For those of us who are engaged with esoteric practice the use of mild peril is important stuff. While we may perform rituals that are all about nurturing and supporting ourselves we also need to challenge ourselves too if we are to genuinely engage in the Great Work. One key function of mild peril is that it shakes us out of our complacent and repetitive behaviours. We all have these ‘programs’ within the construct of who we are and that’s not a bad thing in itself. Much of who we are is this repeated series of automatic routines that run with little or no conscious intervention, from the movement of food through our guts to the way we behave in certain social situations. However we also need ways of breaking out of these patterns, especially if we want to understand ourselves from a new vantage point. Failing to do so reduces us to a simple stimulus-response pattern of action. We become creatures rather like the story of the Sphex wasp from Mechanical Man by Dean Wooldridge mentioned in  Douglas R Hofstadter’s classic Gödel, Escher, Bach:

“When the time comes for egg laying, the wasp Sphex builds a burrow for the purpose and seeks out a cricket which she stings in such a way as to paralyze but not kill it. She drags the cricket into the burrow, lays her eggs alongside, closes the burrow, then flies away, never to return. In due course, the eggs hatch and the wasp grubs feed off the paralyzed cricket, which has not decayed, having been kept in the wasp equivalent of a deepfreeze. To the human mind, such an elaborately organized and seemingly purposeful routine conveys a convincing flavour of logic and thoughtfulness-until more details are examined. For example, the wasp’s routine is to bring the paralyzed cricket to the burrow, leave it on the threshold, go inside to see that all is well, emerge, and then drag the cricket in. If the cricket is moved a few inches away while the wasp is inside making her preliminary inspection, the wasp, on emerging from the burrow, will bring the cricket back to the threshold, but not inside, and will then repeat the preparatory procedure of entering the burrow to see that everything is all right. If again the cricket is removed a few inches while the wasp is inside, once again she will move the cricket up to the threshold and reenter the burrow for a final check. The wasp never thinks of pulling the cricket straight in.

On one occasion this procedure was repeated forty times, always with the same result.”
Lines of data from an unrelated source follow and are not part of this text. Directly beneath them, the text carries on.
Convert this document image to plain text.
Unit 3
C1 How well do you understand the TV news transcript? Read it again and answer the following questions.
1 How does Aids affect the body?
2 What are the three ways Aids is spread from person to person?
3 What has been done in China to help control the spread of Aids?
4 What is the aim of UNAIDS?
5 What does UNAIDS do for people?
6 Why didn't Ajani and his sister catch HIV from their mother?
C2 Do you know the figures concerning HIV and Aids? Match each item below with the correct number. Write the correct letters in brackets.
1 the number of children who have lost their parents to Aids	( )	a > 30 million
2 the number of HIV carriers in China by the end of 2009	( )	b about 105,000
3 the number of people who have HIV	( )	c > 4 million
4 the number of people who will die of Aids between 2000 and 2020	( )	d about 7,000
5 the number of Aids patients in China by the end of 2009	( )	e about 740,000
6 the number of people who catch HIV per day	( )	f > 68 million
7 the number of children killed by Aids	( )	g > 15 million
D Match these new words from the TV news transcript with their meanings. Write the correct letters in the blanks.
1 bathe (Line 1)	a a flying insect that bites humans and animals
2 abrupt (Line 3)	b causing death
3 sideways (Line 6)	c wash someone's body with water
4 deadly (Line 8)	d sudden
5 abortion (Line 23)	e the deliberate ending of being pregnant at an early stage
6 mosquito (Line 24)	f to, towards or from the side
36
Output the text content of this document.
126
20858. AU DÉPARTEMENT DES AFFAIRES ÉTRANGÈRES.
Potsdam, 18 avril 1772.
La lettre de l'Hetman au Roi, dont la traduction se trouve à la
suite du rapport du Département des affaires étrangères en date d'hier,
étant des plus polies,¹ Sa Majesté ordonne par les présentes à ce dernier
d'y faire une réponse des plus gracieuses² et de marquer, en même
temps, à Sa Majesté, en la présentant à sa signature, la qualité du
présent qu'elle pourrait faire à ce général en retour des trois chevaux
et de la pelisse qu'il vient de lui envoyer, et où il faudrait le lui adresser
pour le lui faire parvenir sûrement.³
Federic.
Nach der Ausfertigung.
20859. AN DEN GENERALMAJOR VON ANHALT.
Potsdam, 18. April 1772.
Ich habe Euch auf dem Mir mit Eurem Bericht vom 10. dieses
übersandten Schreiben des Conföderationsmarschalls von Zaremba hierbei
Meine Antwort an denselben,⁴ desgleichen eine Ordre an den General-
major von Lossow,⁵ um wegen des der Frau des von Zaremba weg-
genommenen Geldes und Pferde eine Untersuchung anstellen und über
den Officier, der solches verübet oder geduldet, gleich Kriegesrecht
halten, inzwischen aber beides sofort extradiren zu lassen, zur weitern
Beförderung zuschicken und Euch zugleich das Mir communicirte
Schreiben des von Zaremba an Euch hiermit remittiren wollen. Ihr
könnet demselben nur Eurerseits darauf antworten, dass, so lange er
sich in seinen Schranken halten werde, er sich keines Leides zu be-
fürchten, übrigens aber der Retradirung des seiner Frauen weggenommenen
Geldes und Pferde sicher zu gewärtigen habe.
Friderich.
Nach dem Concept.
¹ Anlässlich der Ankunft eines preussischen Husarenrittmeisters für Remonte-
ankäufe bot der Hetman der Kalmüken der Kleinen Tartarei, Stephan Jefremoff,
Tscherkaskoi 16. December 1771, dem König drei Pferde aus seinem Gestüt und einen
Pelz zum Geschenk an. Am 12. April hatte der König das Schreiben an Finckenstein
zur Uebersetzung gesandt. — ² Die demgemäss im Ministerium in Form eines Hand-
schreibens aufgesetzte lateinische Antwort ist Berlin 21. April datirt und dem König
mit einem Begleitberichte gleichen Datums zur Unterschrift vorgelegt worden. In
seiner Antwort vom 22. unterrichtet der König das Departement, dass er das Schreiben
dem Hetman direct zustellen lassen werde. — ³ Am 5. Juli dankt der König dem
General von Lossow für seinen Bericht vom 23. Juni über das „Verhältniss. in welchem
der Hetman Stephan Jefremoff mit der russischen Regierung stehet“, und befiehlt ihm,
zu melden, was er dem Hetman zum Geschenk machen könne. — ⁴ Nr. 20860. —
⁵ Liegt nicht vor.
A cricket in more than Mild Peril

A cricket in more than Mild Peril

Of course humans too become easily trapped into Sphex-ish behaviours; addictions, thoughtless patterns of behaviour, ranting away on teh internetz about a tiresome obsession – repeating activities less like an autonomous person and more like an automaton; a sad broken record. In these cases circumstances it may be very hard for the individual to find a way out of their behavioural loop. Luckily as a social species we may have others to help us. People with friends and, for folk in more difficult circumstances, support workers or mental health professionals can help us snap out of Sphex-ish behaviours. In a magical context the performance of practices as simple as ritual purification (ceremonial bathing for example) or as dramatic as Sun Dance style endurance ordeals are all ways of changing our set and setting. The use of mild peril, where the blood is set pumping, adrenaline levels spike and we become hyper alert can, if properly managed, be a great way to break those patterns that can trap us in a groundhog day of repeated pointlessness.  In this way, unlike the Sphex wasp, we don’t get flummoxed by our cricket being moved and instead break out of the tedious routine game and into something richer and more rewarding.